Bank of England holds interest rates – what does it mean for mortgages?
The Bank of England has held interest rates at 5.25 per cent for the third time in a row, offering a glimmer of hope for the mortgage and property market.
Steve Seal, chief of Bluestone Mortgages, said that today’s decision to leave rates untouched will be welcomed by “would-be and existing borrowers, who have felt the brunt of 14 rate rises in less than two years.”
He explained: “While this decision could indicate that rate rises have reached their peak, affordability remains a key concern as the cost of living crisis continues to squeeze the nation’s finances.
“For those worried about how they can climb onto or up the property ladder amid this challenging environment, rest assured that there is help at hand.”
He added: “Whether that be opting for a product transfer, asking for a payment holiday or being signposted to specialist support, the earlier they engage, the sooner they will receive the tailored support to help make their homeownership dream a reality.”
It comes as the UK’s property market has shown signs of tentative recovery in recent months, with mortgage rates edging down from their highs of over six per cent in the summer.
According to Money Facts Daily, the average two-year fixed residential mortgage rate is now 5.98 per cent.
Alex Lyle, director of Richmond estate agency Antony Roberts, said that another rate hold will be viewed as another “step in the right direction”.
He explained: “[It will] fuel hopes that longer-term stability on rates is on the way and that they might even start to come down in the not-so-distant future.
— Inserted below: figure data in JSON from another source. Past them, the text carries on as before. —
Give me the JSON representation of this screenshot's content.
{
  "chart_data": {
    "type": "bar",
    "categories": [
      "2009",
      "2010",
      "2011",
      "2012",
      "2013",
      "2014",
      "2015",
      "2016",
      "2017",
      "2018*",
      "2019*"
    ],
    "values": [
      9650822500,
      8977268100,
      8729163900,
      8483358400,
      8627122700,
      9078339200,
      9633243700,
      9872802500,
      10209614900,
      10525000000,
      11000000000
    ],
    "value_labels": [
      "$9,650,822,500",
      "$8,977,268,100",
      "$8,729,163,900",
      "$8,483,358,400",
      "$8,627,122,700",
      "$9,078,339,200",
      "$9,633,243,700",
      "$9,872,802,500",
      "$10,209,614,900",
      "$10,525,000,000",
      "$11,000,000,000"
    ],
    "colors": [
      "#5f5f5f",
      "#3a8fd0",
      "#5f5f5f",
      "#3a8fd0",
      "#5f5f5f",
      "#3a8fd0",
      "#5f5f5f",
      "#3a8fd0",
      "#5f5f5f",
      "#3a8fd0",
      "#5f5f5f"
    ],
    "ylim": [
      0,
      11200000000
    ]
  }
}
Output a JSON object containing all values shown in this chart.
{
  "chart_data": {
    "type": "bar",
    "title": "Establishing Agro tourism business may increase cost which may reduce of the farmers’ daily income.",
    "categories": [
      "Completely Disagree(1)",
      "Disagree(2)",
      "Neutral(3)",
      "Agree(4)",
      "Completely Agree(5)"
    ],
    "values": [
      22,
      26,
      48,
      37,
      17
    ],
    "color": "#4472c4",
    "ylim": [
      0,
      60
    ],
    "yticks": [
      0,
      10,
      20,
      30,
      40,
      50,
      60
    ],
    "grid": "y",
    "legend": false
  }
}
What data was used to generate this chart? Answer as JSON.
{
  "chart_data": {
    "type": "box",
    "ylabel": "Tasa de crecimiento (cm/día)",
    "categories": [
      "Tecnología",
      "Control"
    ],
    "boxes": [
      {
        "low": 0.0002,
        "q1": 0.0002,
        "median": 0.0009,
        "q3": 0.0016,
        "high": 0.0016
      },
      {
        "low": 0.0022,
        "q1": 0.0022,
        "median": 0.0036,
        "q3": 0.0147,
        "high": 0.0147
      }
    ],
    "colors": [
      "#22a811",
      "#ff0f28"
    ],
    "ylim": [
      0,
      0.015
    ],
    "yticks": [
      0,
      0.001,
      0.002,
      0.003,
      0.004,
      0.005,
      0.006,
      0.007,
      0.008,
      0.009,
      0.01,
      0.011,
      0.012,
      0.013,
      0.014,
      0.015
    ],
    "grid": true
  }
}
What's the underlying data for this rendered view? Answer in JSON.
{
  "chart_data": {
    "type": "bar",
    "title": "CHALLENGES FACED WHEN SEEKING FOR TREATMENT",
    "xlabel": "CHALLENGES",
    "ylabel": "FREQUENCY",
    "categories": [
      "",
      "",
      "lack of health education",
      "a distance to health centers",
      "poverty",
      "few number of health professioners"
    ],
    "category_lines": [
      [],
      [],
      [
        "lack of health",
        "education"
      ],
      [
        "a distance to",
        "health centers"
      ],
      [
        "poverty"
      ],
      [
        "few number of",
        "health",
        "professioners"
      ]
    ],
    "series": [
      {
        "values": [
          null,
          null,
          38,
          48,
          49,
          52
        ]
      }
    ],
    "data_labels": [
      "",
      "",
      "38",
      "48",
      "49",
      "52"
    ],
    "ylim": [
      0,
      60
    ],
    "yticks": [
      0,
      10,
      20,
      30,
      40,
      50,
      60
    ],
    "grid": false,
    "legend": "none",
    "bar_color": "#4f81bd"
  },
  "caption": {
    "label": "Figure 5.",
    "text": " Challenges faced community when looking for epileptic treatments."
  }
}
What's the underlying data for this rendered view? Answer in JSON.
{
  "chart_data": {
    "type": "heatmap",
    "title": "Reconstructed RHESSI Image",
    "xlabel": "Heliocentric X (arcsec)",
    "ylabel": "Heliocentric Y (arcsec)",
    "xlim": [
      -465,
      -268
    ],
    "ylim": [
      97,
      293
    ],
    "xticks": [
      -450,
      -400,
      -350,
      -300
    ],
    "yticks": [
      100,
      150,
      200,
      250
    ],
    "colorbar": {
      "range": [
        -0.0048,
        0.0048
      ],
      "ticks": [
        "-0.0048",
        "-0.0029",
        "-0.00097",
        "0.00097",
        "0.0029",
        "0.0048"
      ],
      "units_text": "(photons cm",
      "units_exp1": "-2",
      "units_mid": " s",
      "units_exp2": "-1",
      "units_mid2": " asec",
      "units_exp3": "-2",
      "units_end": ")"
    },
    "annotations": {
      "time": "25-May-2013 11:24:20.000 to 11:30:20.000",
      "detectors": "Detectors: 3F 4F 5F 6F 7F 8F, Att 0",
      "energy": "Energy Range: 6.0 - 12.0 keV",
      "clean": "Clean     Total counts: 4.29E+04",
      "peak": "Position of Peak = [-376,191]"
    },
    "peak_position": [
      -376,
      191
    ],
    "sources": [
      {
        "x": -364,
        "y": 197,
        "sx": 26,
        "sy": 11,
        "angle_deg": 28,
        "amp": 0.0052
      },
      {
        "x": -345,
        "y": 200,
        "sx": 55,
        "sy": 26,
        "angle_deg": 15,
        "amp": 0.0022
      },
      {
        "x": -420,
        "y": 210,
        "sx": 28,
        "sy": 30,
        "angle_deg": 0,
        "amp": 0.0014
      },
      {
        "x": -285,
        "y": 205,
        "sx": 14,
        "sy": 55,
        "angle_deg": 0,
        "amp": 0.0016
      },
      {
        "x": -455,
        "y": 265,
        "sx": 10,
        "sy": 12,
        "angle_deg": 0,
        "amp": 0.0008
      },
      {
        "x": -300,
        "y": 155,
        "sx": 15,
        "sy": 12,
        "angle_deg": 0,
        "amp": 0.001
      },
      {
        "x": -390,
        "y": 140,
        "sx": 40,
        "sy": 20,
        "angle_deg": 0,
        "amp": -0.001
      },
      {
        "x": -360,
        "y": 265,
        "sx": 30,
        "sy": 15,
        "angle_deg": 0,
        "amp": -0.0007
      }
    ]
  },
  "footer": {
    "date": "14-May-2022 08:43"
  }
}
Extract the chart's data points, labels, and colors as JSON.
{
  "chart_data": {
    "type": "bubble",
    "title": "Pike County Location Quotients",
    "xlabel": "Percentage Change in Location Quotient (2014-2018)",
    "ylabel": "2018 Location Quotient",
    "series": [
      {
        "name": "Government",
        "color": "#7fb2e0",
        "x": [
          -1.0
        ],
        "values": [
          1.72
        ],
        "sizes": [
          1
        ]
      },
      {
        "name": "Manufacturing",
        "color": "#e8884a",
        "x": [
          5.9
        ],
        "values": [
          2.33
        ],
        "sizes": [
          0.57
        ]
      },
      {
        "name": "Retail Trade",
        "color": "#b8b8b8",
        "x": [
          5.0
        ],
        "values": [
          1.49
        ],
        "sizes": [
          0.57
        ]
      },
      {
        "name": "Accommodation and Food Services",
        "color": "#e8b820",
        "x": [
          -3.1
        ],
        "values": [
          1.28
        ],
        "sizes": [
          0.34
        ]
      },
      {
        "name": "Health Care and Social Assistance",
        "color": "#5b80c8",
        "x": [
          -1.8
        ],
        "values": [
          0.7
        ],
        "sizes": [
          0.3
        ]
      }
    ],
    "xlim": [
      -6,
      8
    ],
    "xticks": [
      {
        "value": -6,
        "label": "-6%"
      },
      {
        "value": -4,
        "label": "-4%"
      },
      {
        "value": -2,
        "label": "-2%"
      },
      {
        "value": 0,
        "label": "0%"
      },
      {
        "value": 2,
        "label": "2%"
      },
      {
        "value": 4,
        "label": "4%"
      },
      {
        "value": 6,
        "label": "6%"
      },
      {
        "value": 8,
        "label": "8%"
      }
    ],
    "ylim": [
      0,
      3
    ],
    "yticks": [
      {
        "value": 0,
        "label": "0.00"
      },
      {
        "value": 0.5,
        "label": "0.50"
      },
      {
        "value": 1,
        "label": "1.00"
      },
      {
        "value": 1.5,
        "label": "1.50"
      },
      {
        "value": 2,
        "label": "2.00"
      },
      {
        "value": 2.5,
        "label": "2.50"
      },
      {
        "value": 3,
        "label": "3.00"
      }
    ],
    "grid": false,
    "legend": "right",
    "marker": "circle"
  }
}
This should increase confidence in those who have been anxious about committing to a property purchase, so is encouraging for the market as we move into a new year.”
Frances McDonald, director of research at Savills, added: “The Bank of England’s decision to hold the base rate at 5.25 per cent is likely to bring more confidence to the UK housing market.
“Over the past year, higher mortgage rates have led to price sensitivity and lower levels of transactions, and a market which had been dominated by cash and equity rich buyers.
She added: “But although it looks as if interest rates have peaked, the first cut still looks someway off. That means heightened affordability pressures are likely to result in further (but more modest) house price falls of -3% in the first half of 2024.”
“Savills expects the market to bottom out mid-way through next year as mortgage rates start to ease more significantly in anticipation of a base rate cut later in the year.”
It comes as sellers and buyers alike will be saying goodbye to an incredibly tough year for the UK housing market.
A disastrous mini budget conducted by former prime minister Liz Truss crushed hopes for many prospective buyers at the start of the year, as the cost of mortgage borrowing surged and the impact was felt well into the first half of 2023.
According to Rightmove, the average cost of a property in the UK is now £355k, which is around £6,000 less than what a typical home cost last month. The cost of a home in England is still around £40k more expensive than it was pre-pandemic.